When ./gradlew is mentioned, it refers to the script located under frameworks/support (@../../).

  • Building CameraPipe: Use the following command to build CameraPipe:
    ./gradlew --info \
    :camera:camera-camera2-pipe:compileReleaseSources
    :camera:camera-camera2-pipe-testing:compileReleaseSources
    
  • Running CameraPipe Unit Tests: Use the following command to run CameraPipe unit tests:
    ./gradlew --info --strict \
    :camera:camera-camera2-pipe:testReleaseUnitTest \
    :camera:camera-camera2-pipe:compileReleaseUnitTestKotlin \
    :camera:camera-camera2-pipe-testing:testReleaseUnitTest \
    :camera:camera-camera2-pipe-testing:compileReleaseUnitTestKotlin \
    :camera:integration-tests:camera-testapp-camera2-pipe:testDebugUnitTest \
    :camera:integration-tests:camera-testapp-camera2-pipe:compileDebugUnitTestKotlin
    
  • Running CameraX Camera2 Unit Tests: Use the following command to run CameraX Camera2 unit tests:
    ./gradlew --info --strict \
    :camera:camera-camera2:testReleaseUnitTest \
    :camera:camera-camera2:compileReleaseUnitTestKotlin
    
  • Dependency Injection: CameraPipe uses Dagger for dependency injection. Most core components are wired together in the config package.
  • Concurrency: Use Kotlin Coroutines and Flow for asynchronous operations. For low-level thread-safe state, prefer AtomicFu or synchronized blocks where appropriate.
  • API Design: Follow AndroidX API guidelines. Ensure new APIs are easy to use from Java even though the library is Kotlin-first. Mark new public APIs with @RestrictTo(RestrictTo.Scope.LIBRARY_GROUP) if it isn't part of the top-level CameraPipe directory.

Testing

CameraPipe relies on robust tests for performance and correctness in hardware interactions.

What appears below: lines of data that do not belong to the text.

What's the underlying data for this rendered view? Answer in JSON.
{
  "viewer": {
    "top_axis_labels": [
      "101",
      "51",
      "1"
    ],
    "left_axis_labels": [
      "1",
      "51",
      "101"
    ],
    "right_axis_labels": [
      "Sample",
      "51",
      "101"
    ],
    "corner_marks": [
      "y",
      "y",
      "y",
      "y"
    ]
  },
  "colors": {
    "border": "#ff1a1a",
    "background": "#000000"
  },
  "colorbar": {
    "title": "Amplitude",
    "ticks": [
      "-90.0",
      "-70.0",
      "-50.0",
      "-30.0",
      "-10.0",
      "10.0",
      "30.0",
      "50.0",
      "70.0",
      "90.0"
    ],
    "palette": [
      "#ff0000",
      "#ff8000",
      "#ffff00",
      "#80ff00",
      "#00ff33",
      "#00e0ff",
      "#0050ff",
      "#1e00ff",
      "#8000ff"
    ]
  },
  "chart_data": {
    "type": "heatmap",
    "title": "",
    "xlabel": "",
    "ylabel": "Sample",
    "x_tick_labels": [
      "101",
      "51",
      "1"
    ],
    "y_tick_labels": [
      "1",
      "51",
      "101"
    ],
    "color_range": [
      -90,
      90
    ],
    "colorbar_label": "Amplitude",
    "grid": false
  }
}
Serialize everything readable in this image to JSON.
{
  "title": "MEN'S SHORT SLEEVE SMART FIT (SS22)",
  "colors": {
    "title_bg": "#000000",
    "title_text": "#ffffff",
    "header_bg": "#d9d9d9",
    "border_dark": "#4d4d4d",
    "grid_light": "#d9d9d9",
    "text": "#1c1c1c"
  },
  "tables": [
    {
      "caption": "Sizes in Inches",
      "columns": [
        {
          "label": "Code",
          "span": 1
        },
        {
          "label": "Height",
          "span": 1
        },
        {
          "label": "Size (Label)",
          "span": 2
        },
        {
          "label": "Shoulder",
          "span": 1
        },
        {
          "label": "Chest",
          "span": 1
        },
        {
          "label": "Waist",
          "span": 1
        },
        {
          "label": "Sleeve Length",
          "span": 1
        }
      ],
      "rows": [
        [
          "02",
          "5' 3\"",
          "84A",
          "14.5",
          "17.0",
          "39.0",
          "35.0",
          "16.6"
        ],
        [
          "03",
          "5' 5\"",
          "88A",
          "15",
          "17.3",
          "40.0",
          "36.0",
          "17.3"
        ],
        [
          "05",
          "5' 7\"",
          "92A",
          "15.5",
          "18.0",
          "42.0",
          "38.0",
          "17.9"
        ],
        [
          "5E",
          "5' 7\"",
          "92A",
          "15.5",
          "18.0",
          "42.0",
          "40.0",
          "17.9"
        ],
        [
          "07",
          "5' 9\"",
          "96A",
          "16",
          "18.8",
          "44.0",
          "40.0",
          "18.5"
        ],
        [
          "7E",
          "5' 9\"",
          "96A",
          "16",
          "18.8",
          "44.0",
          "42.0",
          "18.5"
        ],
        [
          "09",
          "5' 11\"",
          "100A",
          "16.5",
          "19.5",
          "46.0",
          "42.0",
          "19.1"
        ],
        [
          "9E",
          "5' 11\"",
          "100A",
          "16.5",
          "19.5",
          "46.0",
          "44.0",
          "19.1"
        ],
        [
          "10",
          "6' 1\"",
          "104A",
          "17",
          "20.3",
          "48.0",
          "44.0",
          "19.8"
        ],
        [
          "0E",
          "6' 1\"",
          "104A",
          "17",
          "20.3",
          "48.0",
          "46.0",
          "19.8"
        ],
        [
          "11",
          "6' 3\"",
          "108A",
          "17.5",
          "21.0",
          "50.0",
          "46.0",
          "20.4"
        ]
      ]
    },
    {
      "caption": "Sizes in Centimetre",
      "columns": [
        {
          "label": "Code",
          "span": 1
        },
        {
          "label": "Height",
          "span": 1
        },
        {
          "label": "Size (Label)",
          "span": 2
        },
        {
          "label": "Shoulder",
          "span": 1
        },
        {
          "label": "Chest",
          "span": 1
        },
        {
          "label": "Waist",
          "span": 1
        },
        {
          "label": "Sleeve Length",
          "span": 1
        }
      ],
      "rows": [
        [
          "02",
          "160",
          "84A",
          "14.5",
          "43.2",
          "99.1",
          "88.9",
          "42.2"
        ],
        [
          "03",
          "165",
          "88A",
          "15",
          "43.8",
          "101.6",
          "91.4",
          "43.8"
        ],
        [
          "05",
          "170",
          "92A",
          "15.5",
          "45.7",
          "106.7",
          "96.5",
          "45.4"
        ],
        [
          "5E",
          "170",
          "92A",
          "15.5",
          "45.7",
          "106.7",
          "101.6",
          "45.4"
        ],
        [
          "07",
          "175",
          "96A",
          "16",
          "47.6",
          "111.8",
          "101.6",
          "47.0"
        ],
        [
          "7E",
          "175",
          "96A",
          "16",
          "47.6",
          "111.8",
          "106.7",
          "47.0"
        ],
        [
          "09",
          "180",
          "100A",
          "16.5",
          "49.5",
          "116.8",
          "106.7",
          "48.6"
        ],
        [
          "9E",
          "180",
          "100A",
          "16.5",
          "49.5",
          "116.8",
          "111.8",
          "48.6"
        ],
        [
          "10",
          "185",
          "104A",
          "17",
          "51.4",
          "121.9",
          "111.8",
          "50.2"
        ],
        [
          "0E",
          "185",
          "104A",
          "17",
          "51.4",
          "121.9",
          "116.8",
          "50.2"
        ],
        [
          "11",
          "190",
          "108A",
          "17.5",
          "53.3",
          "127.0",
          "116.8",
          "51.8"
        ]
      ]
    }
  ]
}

  • Assertion Library: Use Google Truth for all assertions. Avoid traditional JUnit assert* or Hamcrest.
  • Fakes over Mocks: Prioritize using the fakes provided in the testing package or :camera:camera-camera2-pipe-testing module over mocking frameworks like Mockito.
  • Unit Tests: Most tests are JVM-based Robolectric tests. Run them using: ./gradlew :camera:camera-camera2-pipe:test
  • Robolectric Configuration: Use @Config(sdk = [Config.TARGET_SDK]) for standard tests unless specific SDK-level behavior needs verification.
  • Functional Tests: CameraPipeSimulator, CameraGraphSimulator and FrameGraphSimulator should be used instead of Robolectric camera when functional testing or end-to-end verification is needed.

Git Commit Messages

Use the standard CameraX/AndroidX commit message format. Each section should be separated by a blank line. The commit title should not exceed 50 characters, and body lines should not exceed 72 characters.

<Commit Title>

<Detailed description of the change.>

Bug: <Bug id>
Test: <Test instructions or command>
  • Commit Title: Short, descriptive summary in the imperative mood (e.g., “Add feature” not “Added feature”).
  • Bug: List each bug ID on a new line prefixed with Bug:.
  • Change-Id: When amending commits (e.g., git commit --amend), do not modify or remove the Change-Id: line. Never use -m alone when amending, as it strips the Change-Id and creates a duplicate CL.